Risolviamo subito il dubbio: chi è davvero Elena Ferrante? Dopo anni di articoli, editoriali, finti scoop, la soluzione è semplice, semplicissima. È lei stessa a scriverlo nel suo romanzo Storia della bambina perduta. L’amica geniale, volume quarto: «Non è nessuno. E per chi non è nessuno, diventare qualcuno è più importante di qualsiasi altra cosa». Ecco la soluzione. La Ferrante non ha fatto altro che mettere in pratica ciò che ha scritto. Perché è nessuno. E per dimostrarlo non è necessario, come ha fatto la critica, scomodare chissà quali interpretazioni. Basta leggere i suoi romanzi. Vi basti qualche frase, estrapolata da contesti ancora più noiosi. «Se non c’è amore, non solo inaridisce la vita delle persone, ma anche quella delle città» (neppure la Susanna Tamaro dei tempi migliori arrivava a tanto); «Vuoi bene per tutta la vita a persone che non sai mai veramente chi sono» (qui siamo a un Jacques Prévert incenerito dalla lava del Vesuvio); «Devo reimparare il passo tranquillo di chi crede di sapere dove sta andando e perché» (qui, invece, siamo al Sudoku o agli articoli del filosofo Umberto Galimberti); «Il futuro, da un certo punto in poi, è solo necessità di vivere al passato» (siamo tornati ai presocratici); «Dovevo strapparmi il dolore della memoria, dovevo scartavetrare i graffi che mi guastavano il cervello» (vi immaginate a strapparvi il dolore dalla memoria e scartavetrarvi il cervello?).

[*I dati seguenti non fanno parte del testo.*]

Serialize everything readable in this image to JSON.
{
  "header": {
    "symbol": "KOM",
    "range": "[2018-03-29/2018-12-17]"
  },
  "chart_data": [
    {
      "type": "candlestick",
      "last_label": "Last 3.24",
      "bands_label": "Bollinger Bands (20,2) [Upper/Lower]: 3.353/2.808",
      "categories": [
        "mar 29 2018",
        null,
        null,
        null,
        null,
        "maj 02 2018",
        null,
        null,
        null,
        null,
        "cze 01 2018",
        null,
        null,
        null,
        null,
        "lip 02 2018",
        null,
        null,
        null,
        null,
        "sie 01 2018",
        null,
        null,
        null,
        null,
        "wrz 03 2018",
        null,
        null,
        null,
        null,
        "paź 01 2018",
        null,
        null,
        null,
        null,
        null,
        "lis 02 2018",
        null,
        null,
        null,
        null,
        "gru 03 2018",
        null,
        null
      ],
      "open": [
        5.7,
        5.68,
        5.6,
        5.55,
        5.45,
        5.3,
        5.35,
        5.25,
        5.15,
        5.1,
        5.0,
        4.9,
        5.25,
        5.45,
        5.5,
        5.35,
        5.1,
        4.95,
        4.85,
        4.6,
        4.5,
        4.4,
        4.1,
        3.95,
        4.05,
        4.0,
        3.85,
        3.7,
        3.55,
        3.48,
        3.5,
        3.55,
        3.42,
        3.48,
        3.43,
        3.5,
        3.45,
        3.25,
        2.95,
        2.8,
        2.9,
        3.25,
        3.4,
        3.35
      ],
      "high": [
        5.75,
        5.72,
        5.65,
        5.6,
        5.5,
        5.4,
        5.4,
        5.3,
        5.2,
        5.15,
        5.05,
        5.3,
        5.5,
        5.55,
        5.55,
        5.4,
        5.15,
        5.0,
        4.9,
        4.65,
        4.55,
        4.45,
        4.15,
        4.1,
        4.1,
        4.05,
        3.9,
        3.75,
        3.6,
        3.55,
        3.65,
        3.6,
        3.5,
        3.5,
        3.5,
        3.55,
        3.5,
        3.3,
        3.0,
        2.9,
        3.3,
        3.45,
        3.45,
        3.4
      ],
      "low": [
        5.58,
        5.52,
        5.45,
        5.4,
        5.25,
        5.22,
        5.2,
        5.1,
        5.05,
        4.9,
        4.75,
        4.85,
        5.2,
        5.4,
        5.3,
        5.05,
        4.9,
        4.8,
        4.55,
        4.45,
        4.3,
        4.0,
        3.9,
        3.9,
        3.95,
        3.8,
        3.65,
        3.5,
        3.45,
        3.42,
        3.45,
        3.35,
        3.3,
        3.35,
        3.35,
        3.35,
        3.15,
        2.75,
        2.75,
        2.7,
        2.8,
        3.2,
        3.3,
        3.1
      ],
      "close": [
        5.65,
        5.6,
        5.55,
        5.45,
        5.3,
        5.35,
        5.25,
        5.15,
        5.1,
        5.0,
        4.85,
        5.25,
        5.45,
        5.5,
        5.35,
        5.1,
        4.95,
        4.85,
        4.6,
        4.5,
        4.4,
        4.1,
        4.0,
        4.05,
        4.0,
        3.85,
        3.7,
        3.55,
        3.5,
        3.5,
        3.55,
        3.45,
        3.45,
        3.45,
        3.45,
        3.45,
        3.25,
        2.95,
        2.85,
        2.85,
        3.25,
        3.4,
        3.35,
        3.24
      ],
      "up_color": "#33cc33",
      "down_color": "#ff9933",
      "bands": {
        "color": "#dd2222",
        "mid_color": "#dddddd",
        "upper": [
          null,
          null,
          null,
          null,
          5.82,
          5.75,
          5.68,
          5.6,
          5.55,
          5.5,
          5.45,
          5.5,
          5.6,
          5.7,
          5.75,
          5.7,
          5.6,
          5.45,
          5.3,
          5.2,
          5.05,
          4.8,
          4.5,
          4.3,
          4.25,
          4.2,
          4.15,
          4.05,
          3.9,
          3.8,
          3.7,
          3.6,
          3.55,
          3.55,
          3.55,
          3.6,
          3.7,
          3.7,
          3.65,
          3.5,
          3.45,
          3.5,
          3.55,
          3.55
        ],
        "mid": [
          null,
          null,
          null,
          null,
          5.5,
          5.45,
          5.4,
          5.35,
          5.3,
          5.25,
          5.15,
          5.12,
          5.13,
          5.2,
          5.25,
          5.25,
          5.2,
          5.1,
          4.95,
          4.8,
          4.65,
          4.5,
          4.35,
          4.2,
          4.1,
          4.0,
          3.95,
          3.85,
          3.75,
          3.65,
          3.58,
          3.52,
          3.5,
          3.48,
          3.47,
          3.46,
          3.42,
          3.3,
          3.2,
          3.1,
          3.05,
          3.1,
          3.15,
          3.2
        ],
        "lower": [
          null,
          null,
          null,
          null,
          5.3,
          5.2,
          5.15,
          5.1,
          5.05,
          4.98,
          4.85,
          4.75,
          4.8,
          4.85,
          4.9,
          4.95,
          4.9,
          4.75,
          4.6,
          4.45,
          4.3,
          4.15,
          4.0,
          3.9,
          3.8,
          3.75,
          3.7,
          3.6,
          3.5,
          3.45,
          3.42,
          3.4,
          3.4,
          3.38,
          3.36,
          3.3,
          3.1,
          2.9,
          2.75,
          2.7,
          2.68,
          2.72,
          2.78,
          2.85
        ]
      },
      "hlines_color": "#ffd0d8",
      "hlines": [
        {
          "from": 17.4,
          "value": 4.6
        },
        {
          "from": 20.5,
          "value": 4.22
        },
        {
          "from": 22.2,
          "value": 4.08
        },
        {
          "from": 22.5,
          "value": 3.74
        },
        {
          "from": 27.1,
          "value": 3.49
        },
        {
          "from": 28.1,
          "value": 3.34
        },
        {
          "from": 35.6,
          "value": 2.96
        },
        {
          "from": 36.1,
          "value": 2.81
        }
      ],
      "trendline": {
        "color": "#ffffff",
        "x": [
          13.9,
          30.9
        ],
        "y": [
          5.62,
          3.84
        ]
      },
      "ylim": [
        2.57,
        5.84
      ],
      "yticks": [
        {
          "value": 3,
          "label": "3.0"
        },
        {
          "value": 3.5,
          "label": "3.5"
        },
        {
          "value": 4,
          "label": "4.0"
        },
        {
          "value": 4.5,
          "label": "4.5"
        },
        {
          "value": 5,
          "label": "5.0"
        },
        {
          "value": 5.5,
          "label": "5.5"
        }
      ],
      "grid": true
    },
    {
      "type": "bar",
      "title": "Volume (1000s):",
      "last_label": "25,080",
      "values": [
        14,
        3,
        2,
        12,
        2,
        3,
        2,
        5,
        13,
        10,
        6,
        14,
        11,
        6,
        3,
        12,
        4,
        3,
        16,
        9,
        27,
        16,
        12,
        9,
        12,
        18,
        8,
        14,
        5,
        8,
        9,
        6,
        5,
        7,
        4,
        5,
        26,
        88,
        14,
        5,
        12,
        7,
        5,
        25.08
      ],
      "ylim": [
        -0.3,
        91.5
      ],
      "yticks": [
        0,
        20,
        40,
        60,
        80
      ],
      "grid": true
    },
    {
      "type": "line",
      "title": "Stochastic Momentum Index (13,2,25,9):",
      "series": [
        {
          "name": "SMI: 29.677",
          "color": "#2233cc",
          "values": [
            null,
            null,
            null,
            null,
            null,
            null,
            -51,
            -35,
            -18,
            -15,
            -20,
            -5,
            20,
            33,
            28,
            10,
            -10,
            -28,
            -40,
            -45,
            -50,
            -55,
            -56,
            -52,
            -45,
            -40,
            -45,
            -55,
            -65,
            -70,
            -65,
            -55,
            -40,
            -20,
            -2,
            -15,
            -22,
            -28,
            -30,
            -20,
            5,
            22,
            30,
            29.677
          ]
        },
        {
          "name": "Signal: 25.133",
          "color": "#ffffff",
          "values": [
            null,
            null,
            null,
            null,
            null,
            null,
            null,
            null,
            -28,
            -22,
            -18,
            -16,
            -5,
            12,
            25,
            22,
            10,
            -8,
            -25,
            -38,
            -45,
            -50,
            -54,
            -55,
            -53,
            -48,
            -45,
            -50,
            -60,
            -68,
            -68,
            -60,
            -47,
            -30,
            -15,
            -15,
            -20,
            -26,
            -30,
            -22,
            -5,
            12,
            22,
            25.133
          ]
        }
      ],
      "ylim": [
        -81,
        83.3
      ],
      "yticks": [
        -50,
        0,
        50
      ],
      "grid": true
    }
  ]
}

E ancora: «Quando si è al mondo da poco è difficile capire quali sono i disastri all’origine del nostro sentimento del disastro, forse non se ne sente nemmeno la necessità. I grandi, in attesa di domani, si muovono in un presente dietro al quale c’è ieri o l’altro ieri o al massimo la settimana scorsa: al resto non vogliono pensare. I piccoli non sanno il significato di ieri, dell’altro ieri, e nemmeno di domani, tutto è questo, ora» (qui siamo alla caverna di Platone riscritta da Margaret Mazzantini). Oppure: «Mi lasciava portandosi via tutto quel tempo, tutte quelle energie, tutte quelle fatiche che gli avevo regalato, di punto in bianco» (Michela Murgia se rileggesse ciò che scrive). La Ferrante è un tavor cartaceo, autrice di romanzi che confinano pericolosamente con il più melenso degli «Harmony».

Quando poi la Ferrante (magari fosse il «Don Ferrante» manzoniano) si inoltra nei vicoli d’inchiostro dell’amore e del sesso siamo ad un incontro di boxe tra l’autoerotismo di Philip Roth e un aforisma di quel «vecchio sporcaccione» di Charles Bukowski: «La sua propensione a chiavare non proveniva da una grezza, ingenua esibizione di virilità fondata su luoghi comuni mezzo fascisti mezzo meridionali. Ciò che mi aveva fatto, ciò che mi stava facendo, era filtrato da una consapevolezza molto affinata. Lui maneggiava concetti complessi, lui sapeva che a quel modo mi avrebbe offesa fino a distruggermi. Ma lo aveva fatto ugualmente. Aveva pensato: non posso rinunciare al mio piacere solo perché quella stronza può rompermi il cazzo».